3-Maleylpyruvic acid
- Names: Preferred IUPAC name (2Z)-4,6-Dioxohept-2-enedioic acid

Identifiers
- CAS Number: 75164-75-9;
- 3D model (JSmol): Interactive image;
- Beilstein Reference: 1725756
- ChEBI: CHEBI:30859;
- ChemSpider: 4444134;
- KEGG: C02167;
- PubChem CID: 5280494; 6857405 (dianion);

Properties
- Chemical formula: C_{7}H_{6}O_{6}
- Molar mass: 186.119 g·mol^{−1}

= 3-Maleylpyruvic acid =

3-Maleylpyruvic acid, or 3-maleylpyruvate, is a dicarboxylic acid formed by the oxidative ring opening of gentisic acid by gentisate 1,2-dioxygenase during the metabolism of tyrosine. It is converted into 3-fumarylpyruvate by maleylpyruvate isomerase.

==Biosynthesis==
In some organisms, the amino acid tyrosine is metabolised to gentisic acid.

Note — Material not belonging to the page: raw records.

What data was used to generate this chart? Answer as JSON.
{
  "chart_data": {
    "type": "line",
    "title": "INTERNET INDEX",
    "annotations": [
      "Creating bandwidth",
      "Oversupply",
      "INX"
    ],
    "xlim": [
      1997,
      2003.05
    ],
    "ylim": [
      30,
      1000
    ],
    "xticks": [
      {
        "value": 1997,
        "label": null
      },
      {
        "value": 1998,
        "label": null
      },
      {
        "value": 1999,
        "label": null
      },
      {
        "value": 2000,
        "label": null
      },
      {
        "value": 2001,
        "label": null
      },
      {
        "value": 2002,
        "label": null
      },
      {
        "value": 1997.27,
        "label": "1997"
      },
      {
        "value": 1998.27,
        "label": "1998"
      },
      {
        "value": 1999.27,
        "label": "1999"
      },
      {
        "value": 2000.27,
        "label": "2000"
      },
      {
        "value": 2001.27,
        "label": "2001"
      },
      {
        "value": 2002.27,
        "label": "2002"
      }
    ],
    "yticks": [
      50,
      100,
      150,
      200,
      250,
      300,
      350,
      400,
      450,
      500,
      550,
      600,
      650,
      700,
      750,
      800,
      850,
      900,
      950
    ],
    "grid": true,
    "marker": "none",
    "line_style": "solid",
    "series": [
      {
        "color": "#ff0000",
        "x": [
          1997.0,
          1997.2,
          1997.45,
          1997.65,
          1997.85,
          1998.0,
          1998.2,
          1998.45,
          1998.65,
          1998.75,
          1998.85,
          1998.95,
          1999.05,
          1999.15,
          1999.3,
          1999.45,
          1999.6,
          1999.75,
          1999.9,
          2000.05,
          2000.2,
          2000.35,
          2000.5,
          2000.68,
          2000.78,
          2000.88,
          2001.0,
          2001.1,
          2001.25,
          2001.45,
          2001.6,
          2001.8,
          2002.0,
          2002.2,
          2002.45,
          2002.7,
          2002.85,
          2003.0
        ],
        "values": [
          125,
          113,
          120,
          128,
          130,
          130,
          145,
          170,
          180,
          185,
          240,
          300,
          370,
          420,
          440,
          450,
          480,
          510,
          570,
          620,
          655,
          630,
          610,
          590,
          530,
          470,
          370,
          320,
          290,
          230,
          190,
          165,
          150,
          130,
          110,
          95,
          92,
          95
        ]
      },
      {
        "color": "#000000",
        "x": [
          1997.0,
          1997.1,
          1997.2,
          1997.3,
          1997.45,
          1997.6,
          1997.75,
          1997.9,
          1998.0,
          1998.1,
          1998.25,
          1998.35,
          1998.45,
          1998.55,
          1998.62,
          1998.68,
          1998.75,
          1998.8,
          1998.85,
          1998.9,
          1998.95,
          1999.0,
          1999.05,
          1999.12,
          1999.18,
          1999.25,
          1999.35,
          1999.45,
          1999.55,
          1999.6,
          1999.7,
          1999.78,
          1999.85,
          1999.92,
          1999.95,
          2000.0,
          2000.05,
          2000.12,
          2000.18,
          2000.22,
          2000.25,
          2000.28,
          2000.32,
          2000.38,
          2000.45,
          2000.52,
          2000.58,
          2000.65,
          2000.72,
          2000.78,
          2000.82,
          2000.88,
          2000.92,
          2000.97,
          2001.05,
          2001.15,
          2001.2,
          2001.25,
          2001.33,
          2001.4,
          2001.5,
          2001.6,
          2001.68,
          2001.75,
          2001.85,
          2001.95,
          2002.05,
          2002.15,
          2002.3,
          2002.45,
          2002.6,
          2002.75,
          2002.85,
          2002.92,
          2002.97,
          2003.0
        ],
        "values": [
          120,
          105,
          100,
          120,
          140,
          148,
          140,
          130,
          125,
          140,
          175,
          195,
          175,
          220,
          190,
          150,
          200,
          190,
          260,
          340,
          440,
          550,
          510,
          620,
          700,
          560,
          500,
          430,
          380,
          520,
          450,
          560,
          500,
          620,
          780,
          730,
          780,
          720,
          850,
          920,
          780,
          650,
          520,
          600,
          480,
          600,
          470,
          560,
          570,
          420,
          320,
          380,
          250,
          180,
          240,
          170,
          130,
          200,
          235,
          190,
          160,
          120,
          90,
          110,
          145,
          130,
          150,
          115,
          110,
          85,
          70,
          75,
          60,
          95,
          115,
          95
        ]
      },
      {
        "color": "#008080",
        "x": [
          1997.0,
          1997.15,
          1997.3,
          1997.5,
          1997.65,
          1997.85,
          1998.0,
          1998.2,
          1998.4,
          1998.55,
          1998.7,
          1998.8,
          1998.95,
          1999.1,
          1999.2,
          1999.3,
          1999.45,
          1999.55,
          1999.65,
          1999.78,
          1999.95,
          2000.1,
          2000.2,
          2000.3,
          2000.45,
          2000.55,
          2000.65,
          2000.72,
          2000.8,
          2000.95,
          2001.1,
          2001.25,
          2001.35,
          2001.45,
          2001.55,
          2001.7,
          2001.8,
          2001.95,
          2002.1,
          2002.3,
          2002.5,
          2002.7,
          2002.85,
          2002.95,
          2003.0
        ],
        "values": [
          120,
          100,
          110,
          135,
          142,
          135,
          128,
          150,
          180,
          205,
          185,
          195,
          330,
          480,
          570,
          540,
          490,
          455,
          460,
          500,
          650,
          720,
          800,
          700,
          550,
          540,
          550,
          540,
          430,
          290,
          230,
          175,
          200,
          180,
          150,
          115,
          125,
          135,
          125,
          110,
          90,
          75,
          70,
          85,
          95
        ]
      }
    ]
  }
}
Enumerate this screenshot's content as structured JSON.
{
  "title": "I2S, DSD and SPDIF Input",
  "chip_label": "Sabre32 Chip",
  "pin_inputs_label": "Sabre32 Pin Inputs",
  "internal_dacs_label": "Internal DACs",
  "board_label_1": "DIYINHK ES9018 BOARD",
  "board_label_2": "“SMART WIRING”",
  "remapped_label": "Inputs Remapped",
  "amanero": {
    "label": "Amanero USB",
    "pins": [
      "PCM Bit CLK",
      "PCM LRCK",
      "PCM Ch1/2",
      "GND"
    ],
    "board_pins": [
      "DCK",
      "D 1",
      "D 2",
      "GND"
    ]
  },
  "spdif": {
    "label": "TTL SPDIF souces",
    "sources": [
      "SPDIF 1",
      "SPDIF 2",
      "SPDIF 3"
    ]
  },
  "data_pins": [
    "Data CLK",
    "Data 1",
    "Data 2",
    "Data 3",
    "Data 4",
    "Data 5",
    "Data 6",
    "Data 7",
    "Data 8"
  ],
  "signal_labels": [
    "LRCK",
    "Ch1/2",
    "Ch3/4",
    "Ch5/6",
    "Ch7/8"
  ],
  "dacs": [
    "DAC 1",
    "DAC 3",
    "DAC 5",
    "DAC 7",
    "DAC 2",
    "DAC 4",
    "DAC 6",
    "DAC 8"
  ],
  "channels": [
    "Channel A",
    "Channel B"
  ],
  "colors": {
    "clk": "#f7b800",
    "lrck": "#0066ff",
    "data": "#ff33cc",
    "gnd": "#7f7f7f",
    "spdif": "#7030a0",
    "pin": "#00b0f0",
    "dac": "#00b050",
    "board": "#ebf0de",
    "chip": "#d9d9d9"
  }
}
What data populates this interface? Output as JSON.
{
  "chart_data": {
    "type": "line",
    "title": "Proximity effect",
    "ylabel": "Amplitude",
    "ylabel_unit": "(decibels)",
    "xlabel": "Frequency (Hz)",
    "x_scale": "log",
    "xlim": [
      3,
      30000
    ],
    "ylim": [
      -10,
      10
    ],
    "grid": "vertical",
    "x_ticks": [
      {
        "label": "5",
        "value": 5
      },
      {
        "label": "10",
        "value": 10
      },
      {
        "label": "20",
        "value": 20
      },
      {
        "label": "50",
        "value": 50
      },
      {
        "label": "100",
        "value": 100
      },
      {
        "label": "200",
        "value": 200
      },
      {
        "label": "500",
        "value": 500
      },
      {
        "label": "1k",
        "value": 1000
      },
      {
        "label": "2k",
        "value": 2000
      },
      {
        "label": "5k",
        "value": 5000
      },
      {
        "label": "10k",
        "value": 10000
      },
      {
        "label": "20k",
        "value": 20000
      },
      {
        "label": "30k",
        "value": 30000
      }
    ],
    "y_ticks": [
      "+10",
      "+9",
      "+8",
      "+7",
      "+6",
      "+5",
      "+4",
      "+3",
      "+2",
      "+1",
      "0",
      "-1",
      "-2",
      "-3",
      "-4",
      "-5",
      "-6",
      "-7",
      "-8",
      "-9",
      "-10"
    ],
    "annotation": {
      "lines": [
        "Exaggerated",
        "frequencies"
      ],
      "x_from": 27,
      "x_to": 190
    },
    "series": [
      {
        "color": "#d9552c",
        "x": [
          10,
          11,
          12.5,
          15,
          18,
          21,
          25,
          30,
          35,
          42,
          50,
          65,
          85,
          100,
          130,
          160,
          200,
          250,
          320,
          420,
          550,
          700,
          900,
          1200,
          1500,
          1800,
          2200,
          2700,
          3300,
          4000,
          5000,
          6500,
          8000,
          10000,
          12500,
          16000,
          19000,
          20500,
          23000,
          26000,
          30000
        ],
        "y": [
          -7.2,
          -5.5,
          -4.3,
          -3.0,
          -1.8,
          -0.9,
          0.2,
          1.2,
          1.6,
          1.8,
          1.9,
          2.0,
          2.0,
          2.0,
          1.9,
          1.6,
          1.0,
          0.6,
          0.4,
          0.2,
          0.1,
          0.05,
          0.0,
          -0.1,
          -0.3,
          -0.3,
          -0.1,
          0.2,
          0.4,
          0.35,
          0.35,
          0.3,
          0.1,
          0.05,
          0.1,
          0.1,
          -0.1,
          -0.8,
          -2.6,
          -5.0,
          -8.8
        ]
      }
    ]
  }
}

In the presence of the enzyme gentisate 1,2-dioxygenase and oxygen, this compound undergoes a ring-opening reaction to give 3-maleylpyruvic acid:

This reaction has been used to detect gentisic acid with a whole-cell biosensor developed from a 3-maleylpyruvic acid-inducible gene expression system and the gentisate 1,2-dioxygenase gene from chemolithoautotrophic bacterium Cupriavidus necator.

==Metabolism==
The enzyme maleylpyruvate isomerase converts 3-maleylpyruvic acid to its geometric isomer, 3-fumarylpyruvic acid.